Northern Ireland

Robert Clarke conviction over Alfredo Fusco murder challenged

Sectarian murder victim Alfredo Fusco and his bride on their wedding day
Image caption Sectarian murder victim Alfredo Fusco and his bride on their wedding day

A loyalist's murder conviction was wrongly used at his trial for the separate killing of a chip shop owner, the Court of Appeal has heard.

In April, Robert James Clarke, 59, was sentenced to a minimum of 25 years for murdering 53-year-old Alfredo Fusco in his north Belfast cafe in 1973.

However, he is likely to serve just two years under the terms of the Good Friday Agreement.

On Monday, the judges hearing the appeal reserved their decision.

Counsel for Clarke argued that mistakes were made in allowing bad character evidence which contributed to him being found guilty of the sectarian murder of Mr Fusco.

It was claimed that a medical report identifying difficulties in Clarke being capable of firing a pistol due to the loss of two fingers in an industrial accident was not properly considered.

Frank O'Donoghue QC told the three judges hearing the appeal: "If I had managed to keep out the bad character evidence in this case I don't think there is anybody in this courtroom who would disagree with the proposition that the dynamic of this trial would have been very different indeed."

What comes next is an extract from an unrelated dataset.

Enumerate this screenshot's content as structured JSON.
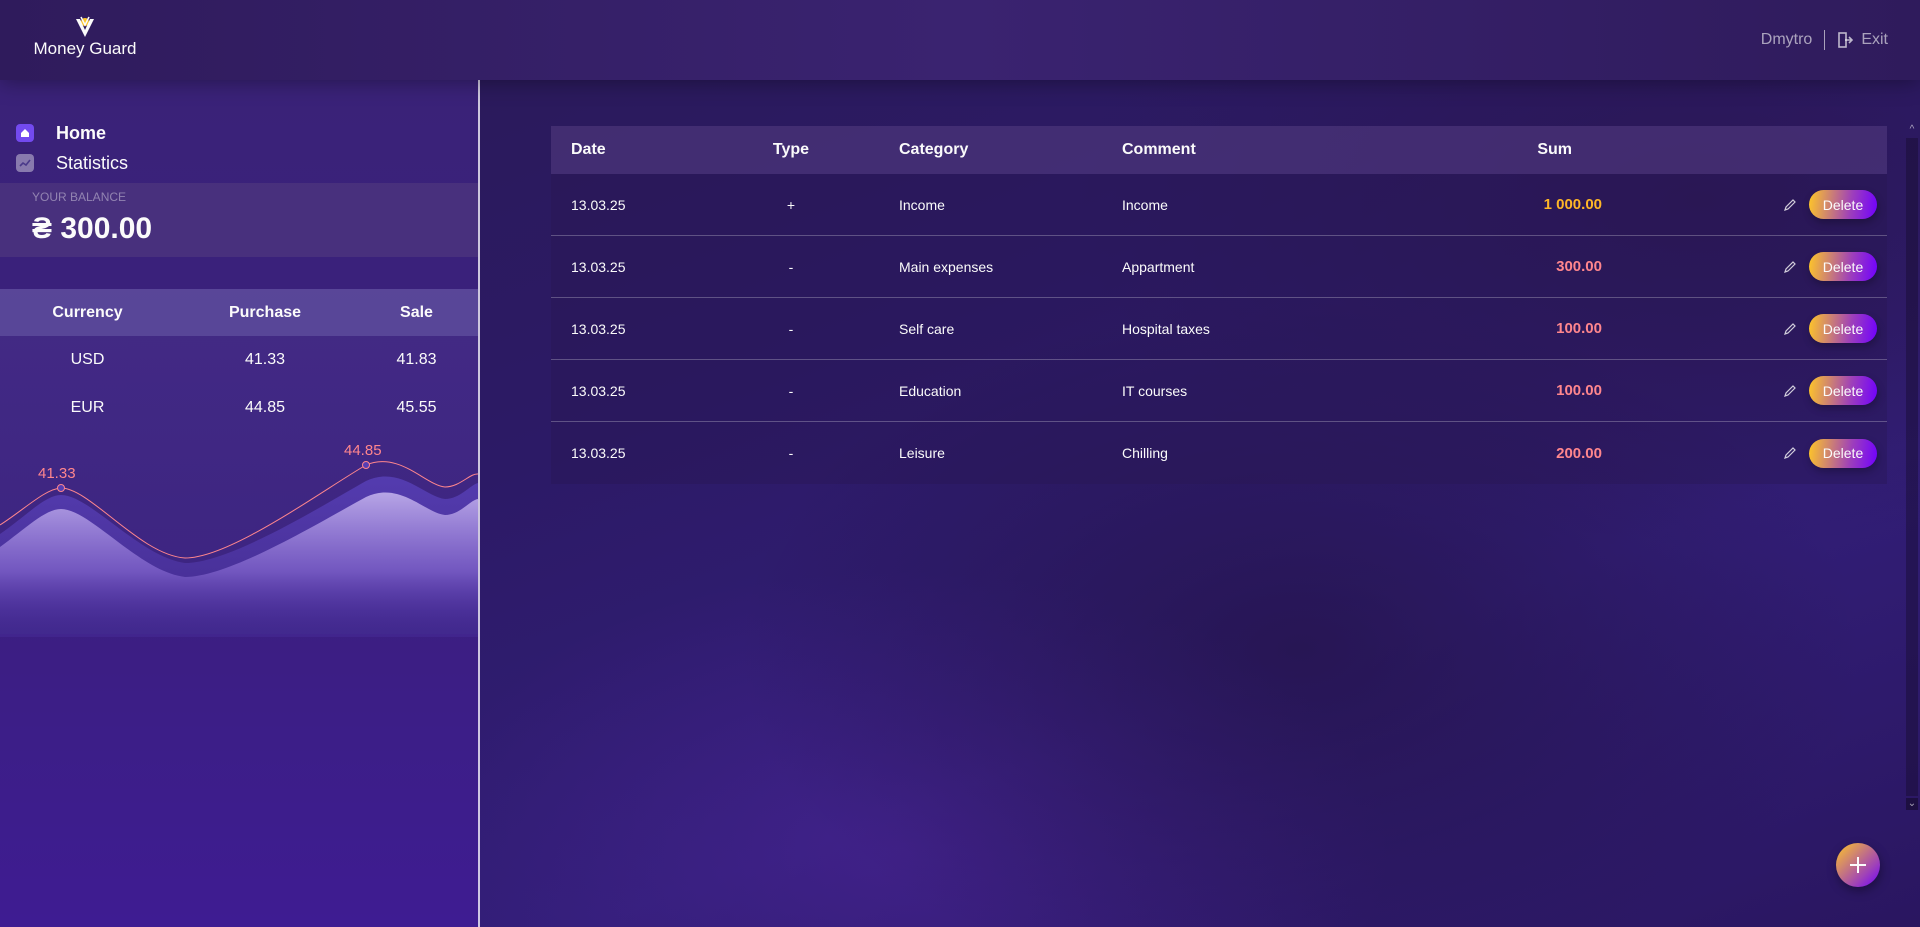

Two gunmen went to the 53-year-old victim's fish and chip and ice cream shop on the night he was shot.

He was chased into the storage area by one attacker armed with a machine-gun.

But when the weapon jammed the killer went back out to his accomplice and swapped weapons, using a Webley revolver to shoot Mr Fusco as he tried to barricade himself behind a door.

The case was reopened by the Historical Enquiries Team after new fingerprint technology allowed them to identify Clarke's prints on Mr Fusco's cafe door.

Machine gun

Clarke declined to give evidence at his trial, which also allowed details of his subsequent murder conviction for the sectarian drive-by shooting of 58-year-old north Belfast woman Margaret O'Neill two years later in June 1975.

A sub-machine gun was used in that attack.

Opening Clarke's appeal, Mr O'Donoghue contended that such bad character evidence should not have been admitted if it did not show he was more likely to have been Mr Fusco's murderer.

The barrister claimed too generalised an approach was taken, without enough focus on whether his client's disabled right hand meant he was able to pull the trigger on the Webley.

However, Gordon Kerr QC, for the prosecution, argued however that the admissibility issue was properly handled.

He also pointed out that the killer had entered the cafe with a sub-machine gun and tried to fire it.

"There was proof from the convictions that he was capable of doing so," Mr Kerr said.

He added: "Common case among the doctors is that it's perfectly possible for this man to have fired either double handed or with his left hand."